Moist heat, or hot packs, may be applied to your body if you have an injury. The heat helps to increase circulation to the injured tissues, relax the muscles, and provide pain relief.

At Integrity Therapy Group, our hot packs are kept in a device called a hydrocollator. This is a large tank of hot water. The hot packs are cloth packs filled with clay, but sand or silica mixture hot packs are sometimes used. The hot pack absorbs the hot water, and then it is wrapped in terry cloth covers and towels before being applied to your body. The hot pack is usually kept on the injured body part for 15 to 20 minutes. 


Cold Packs

If you have an injury, cold packs or ice may be applied to your body to help decrease pain and control inflammation. Ice is usually used during the acute or initial phase of injury to limit localized swelling around tissues.
Cold packs are usually applied for 15 to 20 minutes.

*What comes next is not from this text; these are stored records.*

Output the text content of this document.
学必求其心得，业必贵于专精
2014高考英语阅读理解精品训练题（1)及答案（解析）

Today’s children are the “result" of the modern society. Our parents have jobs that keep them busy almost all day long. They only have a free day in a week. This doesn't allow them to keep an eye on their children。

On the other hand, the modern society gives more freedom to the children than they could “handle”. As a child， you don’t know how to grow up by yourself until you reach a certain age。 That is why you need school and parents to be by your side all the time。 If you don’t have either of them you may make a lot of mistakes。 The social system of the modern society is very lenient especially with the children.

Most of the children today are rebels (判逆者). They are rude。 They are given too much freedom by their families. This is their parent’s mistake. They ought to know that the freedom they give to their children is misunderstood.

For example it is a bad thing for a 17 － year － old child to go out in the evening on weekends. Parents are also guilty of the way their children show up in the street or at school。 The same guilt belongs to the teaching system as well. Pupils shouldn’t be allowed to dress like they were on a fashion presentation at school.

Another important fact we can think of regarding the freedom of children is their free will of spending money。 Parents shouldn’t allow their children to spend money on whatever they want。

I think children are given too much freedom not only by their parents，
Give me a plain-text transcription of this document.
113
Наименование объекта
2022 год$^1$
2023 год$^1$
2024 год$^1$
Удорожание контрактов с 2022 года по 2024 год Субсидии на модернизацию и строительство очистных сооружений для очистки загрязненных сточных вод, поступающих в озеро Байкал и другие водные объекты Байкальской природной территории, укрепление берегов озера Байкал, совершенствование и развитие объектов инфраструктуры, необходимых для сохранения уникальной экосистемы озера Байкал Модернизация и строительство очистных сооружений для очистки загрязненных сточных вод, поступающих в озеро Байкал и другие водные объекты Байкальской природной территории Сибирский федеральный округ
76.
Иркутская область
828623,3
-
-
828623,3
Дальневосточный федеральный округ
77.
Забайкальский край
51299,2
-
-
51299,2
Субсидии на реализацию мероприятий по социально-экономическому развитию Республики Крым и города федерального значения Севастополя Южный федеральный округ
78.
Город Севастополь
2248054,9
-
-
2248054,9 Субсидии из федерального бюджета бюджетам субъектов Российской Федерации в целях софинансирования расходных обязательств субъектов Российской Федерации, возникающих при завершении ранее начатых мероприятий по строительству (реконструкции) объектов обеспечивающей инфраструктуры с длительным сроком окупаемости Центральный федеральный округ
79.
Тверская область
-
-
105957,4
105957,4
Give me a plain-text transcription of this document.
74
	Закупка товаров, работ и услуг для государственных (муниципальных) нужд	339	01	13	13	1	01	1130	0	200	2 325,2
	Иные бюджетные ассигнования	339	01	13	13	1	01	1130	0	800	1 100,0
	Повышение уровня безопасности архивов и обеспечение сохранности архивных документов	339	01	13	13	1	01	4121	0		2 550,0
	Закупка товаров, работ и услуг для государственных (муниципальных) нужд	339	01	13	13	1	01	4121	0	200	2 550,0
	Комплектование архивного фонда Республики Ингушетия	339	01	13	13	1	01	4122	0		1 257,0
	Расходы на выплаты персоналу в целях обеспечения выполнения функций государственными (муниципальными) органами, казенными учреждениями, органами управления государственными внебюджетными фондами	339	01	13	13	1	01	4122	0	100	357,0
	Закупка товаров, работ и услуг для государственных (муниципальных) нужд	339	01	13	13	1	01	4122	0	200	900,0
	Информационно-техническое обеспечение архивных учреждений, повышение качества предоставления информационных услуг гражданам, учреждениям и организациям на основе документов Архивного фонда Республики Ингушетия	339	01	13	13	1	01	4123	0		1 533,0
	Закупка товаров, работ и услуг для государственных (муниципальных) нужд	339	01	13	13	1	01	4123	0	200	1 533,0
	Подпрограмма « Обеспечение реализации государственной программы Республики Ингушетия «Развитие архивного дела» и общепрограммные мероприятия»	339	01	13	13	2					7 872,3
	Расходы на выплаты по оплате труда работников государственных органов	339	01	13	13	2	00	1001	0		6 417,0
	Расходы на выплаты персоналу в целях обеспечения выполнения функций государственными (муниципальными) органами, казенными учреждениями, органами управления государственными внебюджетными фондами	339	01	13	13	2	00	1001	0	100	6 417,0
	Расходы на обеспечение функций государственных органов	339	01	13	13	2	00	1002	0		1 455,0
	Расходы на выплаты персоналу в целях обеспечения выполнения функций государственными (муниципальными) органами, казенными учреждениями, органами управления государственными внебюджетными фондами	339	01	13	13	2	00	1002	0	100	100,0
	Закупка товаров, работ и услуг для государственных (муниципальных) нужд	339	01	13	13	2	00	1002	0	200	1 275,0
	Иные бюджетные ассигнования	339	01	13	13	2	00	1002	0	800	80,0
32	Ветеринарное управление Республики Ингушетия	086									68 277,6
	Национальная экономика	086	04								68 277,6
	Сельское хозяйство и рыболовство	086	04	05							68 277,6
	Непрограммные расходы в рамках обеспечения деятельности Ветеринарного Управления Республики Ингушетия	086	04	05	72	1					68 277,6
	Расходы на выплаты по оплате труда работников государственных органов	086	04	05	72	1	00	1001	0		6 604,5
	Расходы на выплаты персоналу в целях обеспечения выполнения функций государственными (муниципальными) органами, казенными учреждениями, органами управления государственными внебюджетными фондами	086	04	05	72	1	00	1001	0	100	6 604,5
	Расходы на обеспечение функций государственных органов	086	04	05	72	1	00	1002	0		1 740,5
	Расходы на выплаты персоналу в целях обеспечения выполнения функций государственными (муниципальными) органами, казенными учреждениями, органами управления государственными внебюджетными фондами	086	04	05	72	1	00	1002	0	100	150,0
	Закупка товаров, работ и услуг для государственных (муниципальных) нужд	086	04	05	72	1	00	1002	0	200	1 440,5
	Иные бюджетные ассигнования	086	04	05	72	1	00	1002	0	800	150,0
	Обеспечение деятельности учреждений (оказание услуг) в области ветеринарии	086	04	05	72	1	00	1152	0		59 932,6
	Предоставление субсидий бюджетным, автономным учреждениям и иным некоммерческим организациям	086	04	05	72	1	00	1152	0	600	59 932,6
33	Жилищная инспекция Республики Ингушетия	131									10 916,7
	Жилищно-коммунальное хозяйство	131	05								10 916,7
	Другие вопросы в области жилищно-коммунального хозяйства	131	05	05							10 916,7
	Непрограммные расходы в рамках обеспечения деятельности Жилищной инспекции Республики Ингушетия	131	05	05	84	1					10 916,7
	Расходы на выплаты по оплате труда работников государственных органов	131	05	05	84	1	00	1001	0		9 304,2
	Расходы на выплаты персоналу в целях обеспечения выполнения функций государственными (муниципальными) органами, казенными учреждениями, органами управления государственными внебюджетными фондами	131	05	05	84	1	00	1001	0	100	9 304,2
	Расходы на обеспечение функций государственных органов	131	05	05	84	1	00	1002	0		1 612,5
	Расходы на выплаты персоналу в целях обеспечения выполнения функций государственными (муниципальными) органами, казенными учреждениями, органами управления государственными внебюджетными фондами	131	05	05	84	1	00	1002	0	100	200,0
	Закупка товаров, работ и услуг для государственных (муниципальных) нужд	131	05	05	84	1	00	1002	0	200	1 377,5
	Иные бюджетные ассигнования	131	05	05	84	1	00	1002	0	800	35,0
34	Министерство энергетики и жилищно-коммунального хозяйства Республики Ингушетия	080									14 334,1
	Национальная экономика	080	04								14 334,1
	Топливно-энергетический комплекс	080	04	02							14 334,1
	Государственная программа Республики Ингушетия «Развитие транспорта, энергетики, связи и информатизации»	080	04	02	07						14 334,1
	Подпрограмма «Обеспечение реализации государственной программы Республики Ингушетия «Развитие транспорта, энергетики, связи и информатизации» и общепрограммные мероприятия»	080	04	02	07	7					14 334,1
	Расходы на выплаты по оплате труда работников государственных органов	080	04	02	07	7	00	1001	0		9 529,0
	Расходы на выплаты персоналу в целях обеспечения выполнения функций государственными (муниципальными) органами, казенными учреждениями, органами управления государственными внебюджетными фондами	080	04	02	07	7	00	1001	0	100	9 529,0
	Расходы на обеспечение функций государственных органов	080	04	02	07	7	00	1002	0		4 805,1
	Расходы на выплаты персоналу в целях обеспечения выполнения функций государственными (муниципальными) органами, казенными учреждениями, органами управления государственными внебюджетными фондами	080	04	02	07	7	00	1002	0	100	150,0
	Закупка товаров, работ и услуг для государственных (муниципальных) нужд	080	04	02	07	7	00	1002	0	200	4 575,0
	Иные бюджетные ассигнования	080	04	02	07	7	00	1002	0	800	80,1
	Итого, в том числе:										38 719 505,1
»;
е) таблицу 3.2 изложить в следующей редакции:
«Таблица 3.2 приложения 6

Like hot packs, care must be used to prevent skin damage from getting too cold.

Fluidized Therapy 

A high-intensity heat modality consisting of a dry whirlpool of finely divided solid particles suspended in a heated air stream, the mixture having the properties of a liquid.


Fluidotherapy is a high-intensity heat modality consisting of a dry whirlpool of finely divided solid particles suspended in a heated air stream, the mixture having the properties of a liquid. In addition to the superficial heat, it provides tactile stimulation while also allowing for active range of motion.
Studies comparing its effective heating with that of a paraffin bath and whirlpool have found them to be similar. Fluidotherapy is effective in reducing pain, edema, and muscle spasm from acute or subacute traumatic or non-traumatic musculoskeletal disorders of the extremities. It has been proven to increase the range of motion and decrease pain and stiffness in injured or arthritic hands and wrists.